You go to school. You meet the love of your life. You get married. You move back to your hometown (or somewhere relatively close). You have kids. Those kids grow up. Go to school. Meet the loves of their lives. Get married. Have your grandkids. 

And the cycle continues. That's how it's supposed to work.

It's what makes small towns so close knit and keeps a community strong.

Well me, I was the misfit. 

I followed my heart to Florida in 2005, and by 2007 was stuck in a place I never thought I'd be -- I  wasn't with the love of my life, I wasn't married, I wasn't back home, and I didn't have kids. I remember looking around my very first one bedroom apartment 600 miles away from home thinking well what now

I was alone with no friends, and had a job that was promising for the future but didn't make ends meet.  I had never been single for a long period of time, and had never supported myself without financial help from school loans or someone to share the bills with. 
What to do?

Like the Taurus I am, I stubbornly decided to prove that I could do it on my own. No time to feel sorry for myself -- so I hit the ground running.

In the Sunday paper one morning there was a listing for servers/bartenders needed at a local restaurant. I had waited tables in college and knew how nice awesome it was to walk out with wads of cash in my hand (heck, I'm still jealous even today, who am I kidding)- working two jobs was going to be tough, but it was a good temporary solution and I figured maybe I'd meet some friends there too. 

Done and done. 

Little did I know how many people I would meet and how much self-evaluation I would encounter.

I realized I didn't even know what I wanted for myself. For so long I had been morphing my wants and opinions into whatever everyone else wanted or liked. What does Mary want? What does Mary like? I had no idea. It's very similar to that scene in Runaway Bride, where she doesn't even know how she likes her eggs cooked. 
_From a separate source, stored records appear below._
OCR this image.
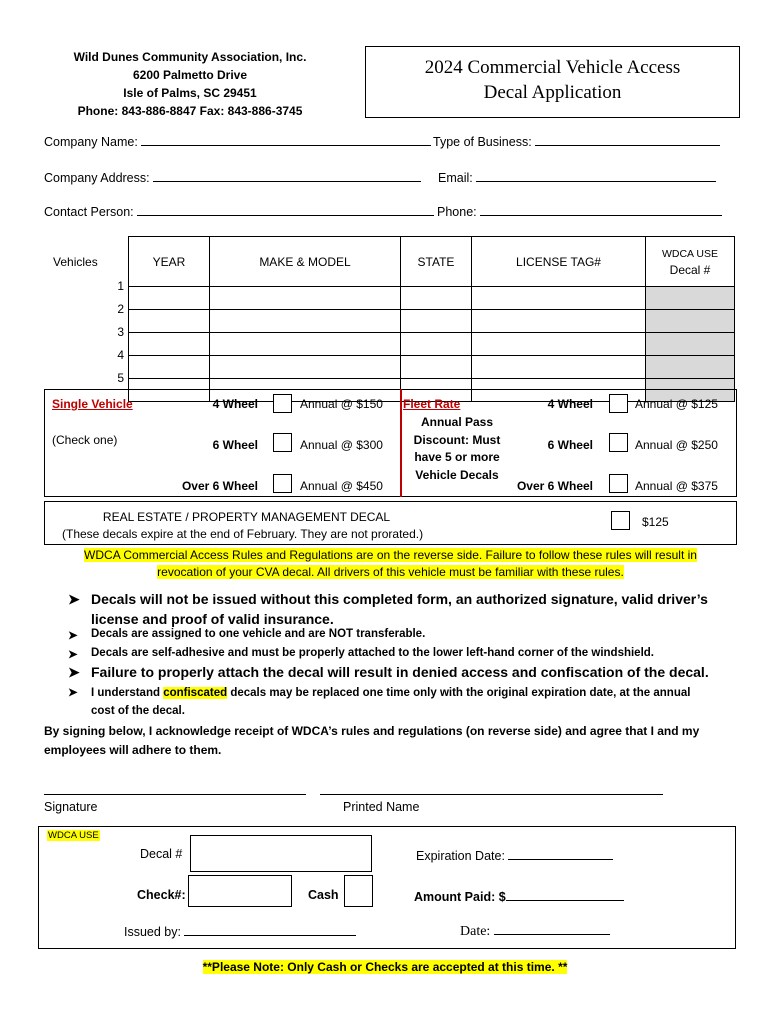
Wild Dunes Community Association, Inc.
6200 Palmetto Drive
Isle of Palms, SC 29451
Phone: 843-886-8847 Fax: 843-886-3745
2024 Commercial Vehicle Access
Decal Application
Company Name:	Type of Business:
Company Address:	Email:
Contact Person:	Phone:
Vehicles	YEAR	MAKE & MODEL	STATE	LICENSE TAG#	WDCA USE
Decal #

1
2
3
4
5
Single Vehicle
(Check one)
4 Wheel	Annual @ $150
6 Wheel	Annual @ $300
Over 6 Wheel	Annual @ $450
Fleet Rate
Annual Pass
Discount: Must
have 5 or more
Vehicle Decals
4 Wheel	Annual @ $125
6 Wheel	Annual @ $250
Over 6 Wheel	Annual @ $375
REAL ESTATE / PROPERTY MANAGEMENT DECAL
(These decals expire at the end of February. They are not prorated.)
$125
WDCA Commercial Access Rules and Regulations are on the reverse side. Failure to follow these rules will result in
revocation of your CVA decal. All drivers of this vehicle must be familiar with these rules.
➤ Decals will not be issued without this completed form, an authorized signature, valid driver’s
license and proof of valid insurance.
➤ Decals are assigned to one vehicle and are NOT transferable.
➤ Decals are self-adhesive and must be properly attached to the lower left-hand corner of the windshield.
➤ Failure to properly attach the decal will result in denied access and confiscation of the decal.
➤ I understand confiscated decals may be replaced one time only with the original expiration date, at the annual
cost of the decal.
By signing below, I acknowledge receipt of WDCA’s rules and regulations (on reverse side) and agree that I and my
employees will adhere to them.
Signature	Printed Name
WDCA USE
Decal #	Expiration Date:
Check#:	Cash	Amount Paid: $
Issued by:	Date:
**Please Note: Only Cash or Checks are accepted at this time. **
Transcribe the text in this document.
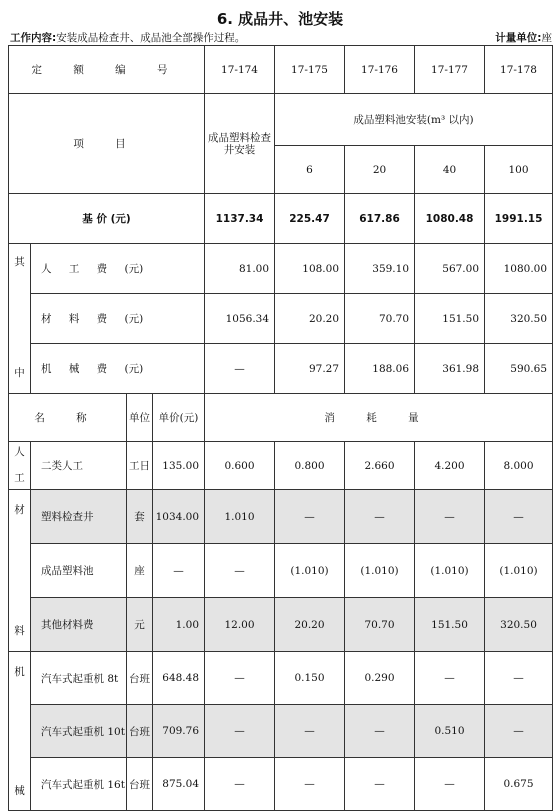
6. 成品井、池安装
工作内容:安装成品检查井、成品池全部操作过程。	计量单位:座
定 额 编 号				17-174	17-175	17-176	17-177	17-178
项 目				成品塑料检查井安装	成品塑料池安装(m³ 以内)			
					6	20	40	100
基 价 (元)				1137.34	225.47	617.86	1080.48	1991.15

其
中	人 工 费 (元)			81.00	108.00	359.10	567.00	1080.00
	材 料 费 (元)			1056.34	20.20	70.70	151.50	320.50
	机 械 费 (元)			—	97.27	188.06	361.98	590.65
名 称		单位	单价(元)	消 耗 量				
人

工	二类人工	工日	135.00	0.600	0.800	2.660	4.200	8.000

材
料	塑料检查井	套	1034.00	1.010	—	—	—	—
	成品塑料池	座	—	—	(1.010)	(1.010)	(1.010)	(1.010)
	其他材料费	元	1.00	12.00	20.20	70.70	151.50	320.50

机
械	汽车式起重机 8t	台班	648.48	—	0.150	0.290	—	—
	汽车式起重机 10t	台班	709.76	—	—	—	0.510	—
	汽车式起重机 16t	台班	875.04	—	—	—	—	0.675
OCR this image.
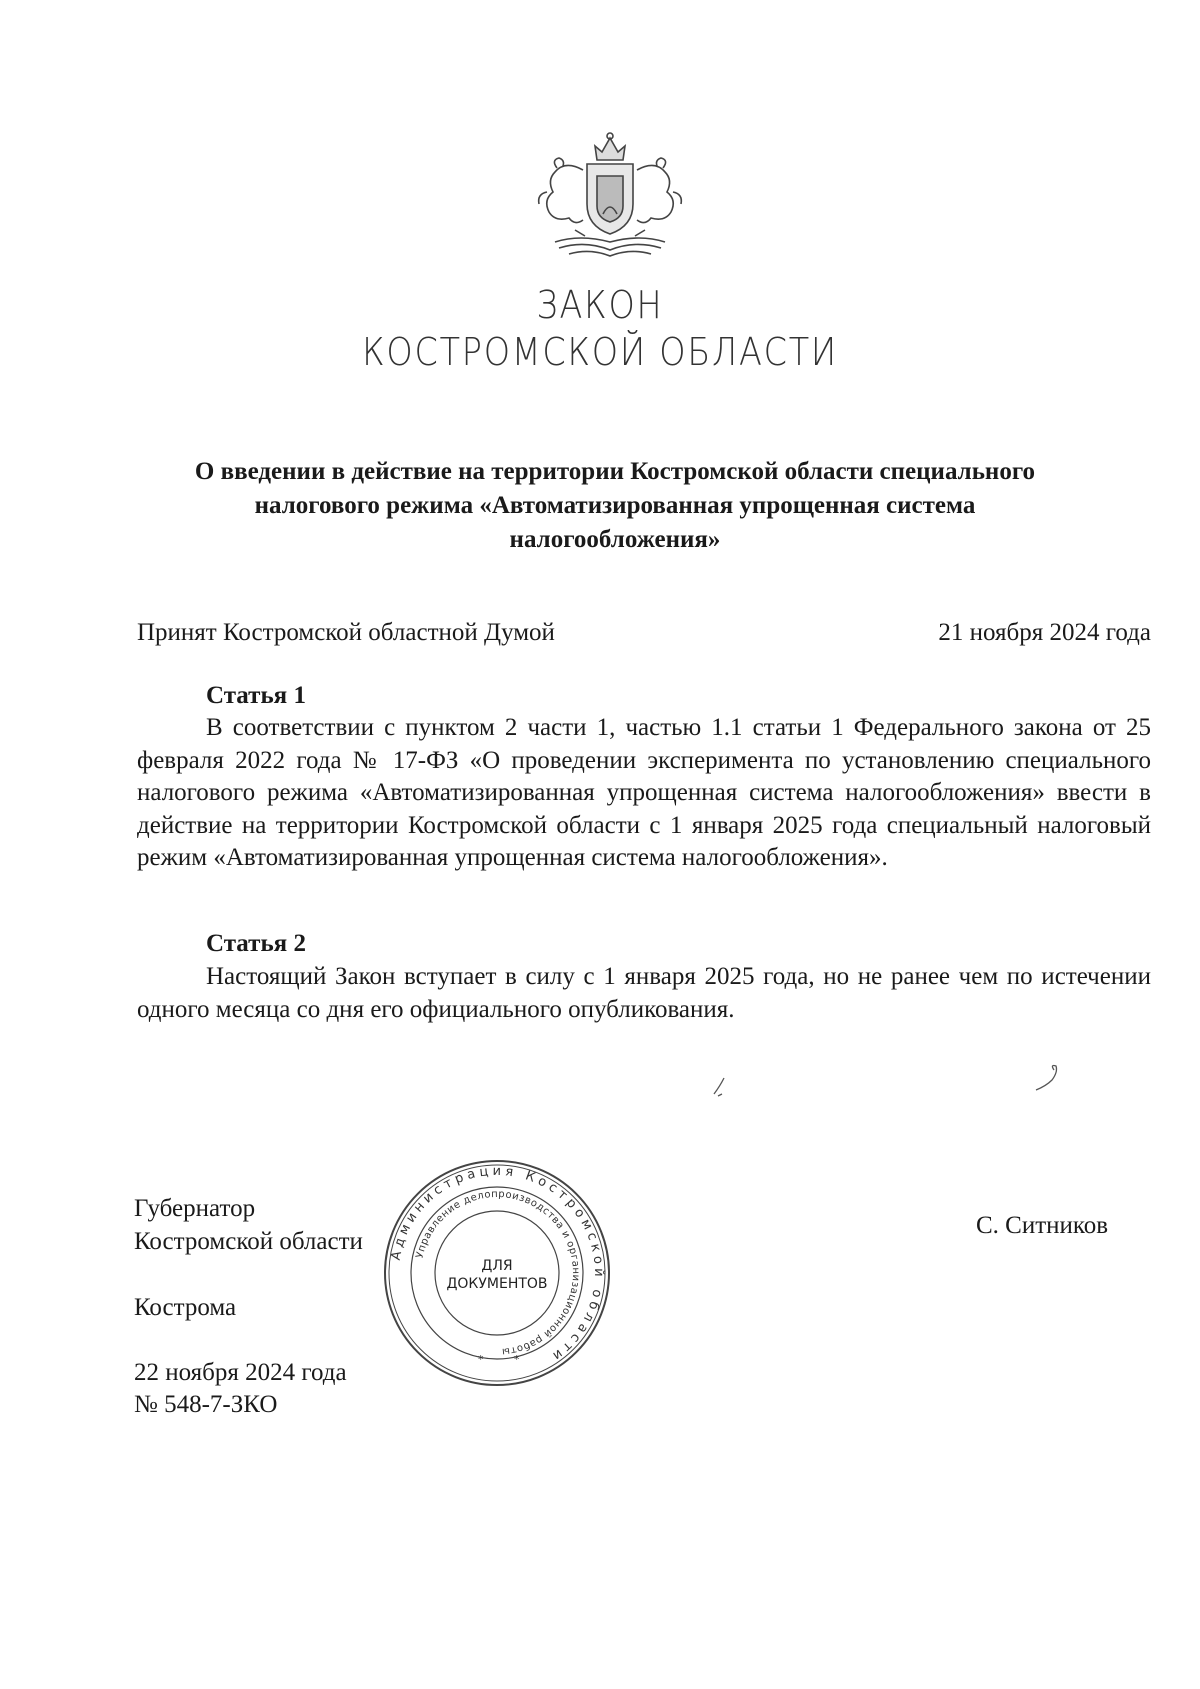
ЗАКОН
КОСТРОМСКОЙ ОБЛАСТИ
О введении в действие на территории Костромской области специального
налогового режима «Автоматизированная упрощенная система
налогообложения»
Принят Костромской областной Думой	21 ноября 2024 года
Статья 1
В соответствии с пунктом 2 части 1, частью 1.1 статьи 1 Федерального закона от 25 февраля 2022 года № 17-ФЗ «О проведении эксперимента по установлению специального налогового режима «Автоматизированная упрощенная система налогообложения» ввести в действие на территории Костромской области с 1 января 2025 года специальный налоговый режим «Автоматизированная упрощенная система налогообложения».
Статья 2
Настоящий Закон вступает в силу с 1 января 2025 года, но не ранее чем по истечении одного месяца со дня его официального опубликования.
Губернатор
Костромской области
С. Ситников
Кострома
22 ноября 2024 года
№ 548-7-ЗКО
Администрация Костромской области
Управление делопроизводства и организационной работы
ДЛЯ
ДОКУМЕНТОВ
*	*
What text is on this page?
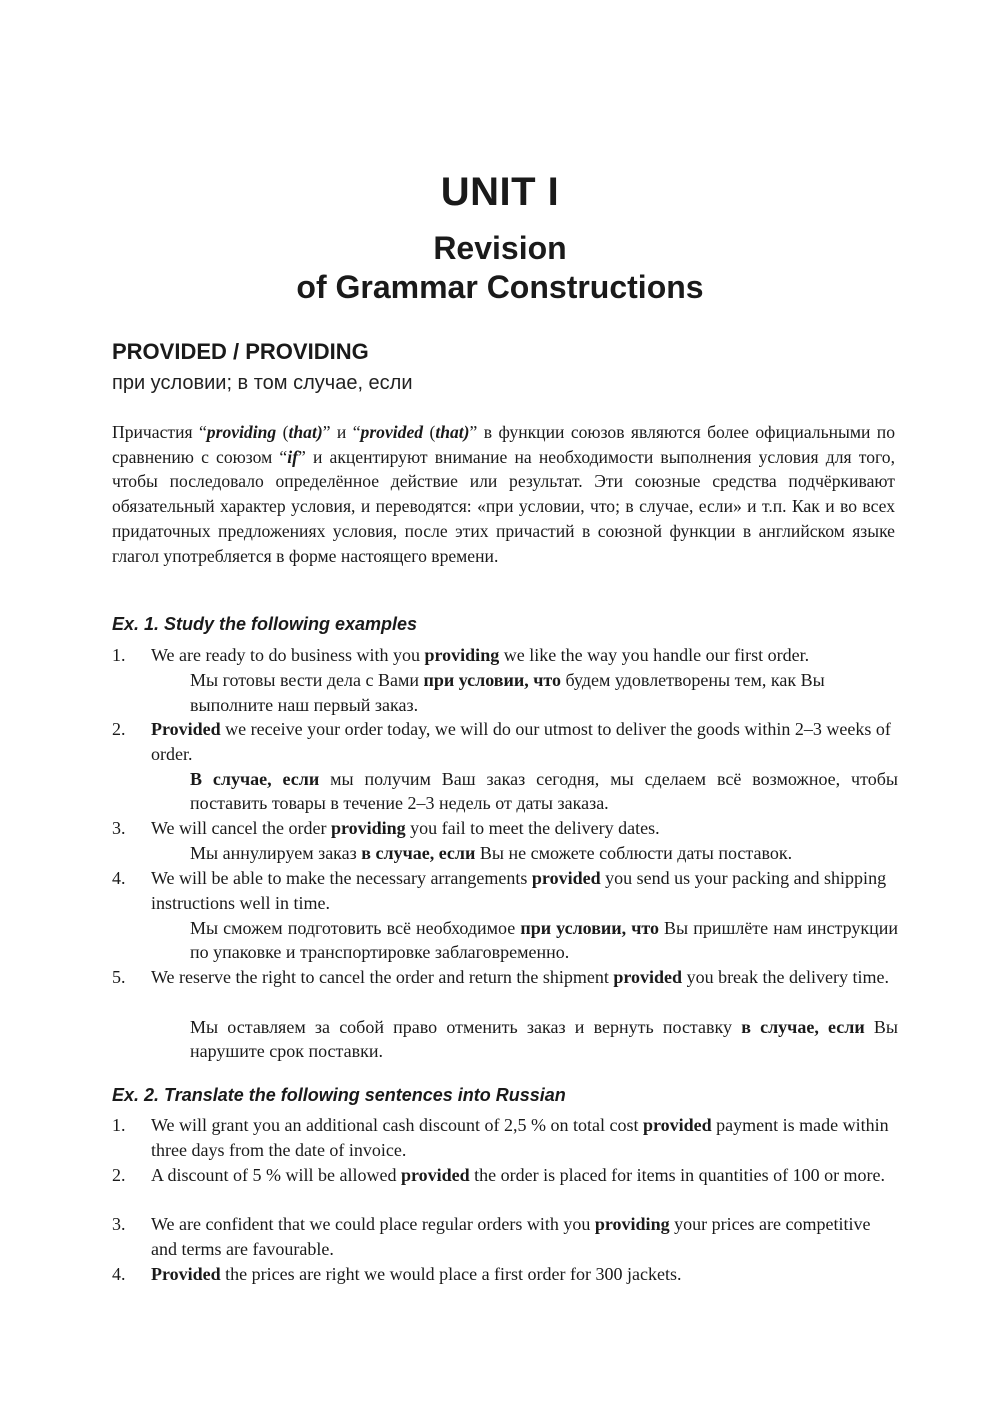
UNIT I
Revision
of Grammar Constructions
PROVIDED / PROVIDING

при условии; в том случае, если

Причастия “providing (that)” и “provided (that)” в функции союзов являются более официальными по сравнению с союзом “if” и акцентируют внимание на необходимости выполнения условия для того, чтобы последовало определённое действие или результат. Эти союзные средства подчёркивают обязательный характер условия, и переводятся: «при условии, что; в случае, если» и т.п. Как и во всех придаточных предложениях условия, после этих причастий в союзной функции в английском языке глагол употребляется в форме настоящего времени.

Ex. 1. Study the following examples
1. We are ready to do business with you providing we like the way you handle our first order.

Мы готовы вести дела с Вами при условии, что будем удовлетворены тем, как Вы выполните наш первый заказ.

2. Provided we receive your order today, we will do our utmost to deliver the goods within 2–3 weeks of order.

В случае, если мы получим Ваш заказ сегодня, мы сделаем всё возможное, чтобы поставить товары в течение 2–3 недель от даты заказа.

3. We will cancel the order providing you fail to meet the delivery dates.

Мы аннулируем заказ в случае, если Вы не сможете соблюсти даты поставок.

4. We will be able to make the necessary arrangements provided you send us your packing and shipping instructions well in time.

Мы сможем подготовить всё необходимое при условии, что Вы пришлёте нам инструкции по упаковке и транспортировке заблаговременно.

5. We reserve the right to cancel the order and return the shipment provided you break the delivery time.

Мы оставляем за собой право отменить заказ и вернуть поставку в случае, если Вы нарушите срок поставки.

Ex. 2. Translate the following sentences into Russian
1. We will grant you an additional cash discount of 2,5 % on total cost provided payment is made within three days from the date of invoice.

2. A discount of 5 % will be allowed provided the order is placed for items in quantities of 100 or more.

3. We are confident that we could place regular orders with you providing your prices are competitive and terms are favourable.

4. Provided the prices are right we would place a first order for 300 jackets.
The group of people I worked with were so open minded that it allowed me to form my own opinion on things without being judged or criticized.There were the goody two-shoes, the alcoholics, the born-again Christians,  and the ones that have a record in the Pinellas County System. You had the mothers and fathers trying to make ends meet for their kids, and you had the college students just trying to make a few extra bucks to pay their cell phone bills. It was one big dysfunctional family, and they carried me through my self awakening while I got my groove back.

At this point in my career, I had gotten promoted with my hotel company and didn't "need" my serving job anymore, but it's where all my friends were and I had fun there. So I kept it going on the weekends.

It was chaotic - it was dramatic - it was long nights and early mornings - but it was family, and that's how families work sometimes.

Thank you to my St Pete family for getting me through what could have been a dark time. Just like the great Whitney Houston, I will always love you.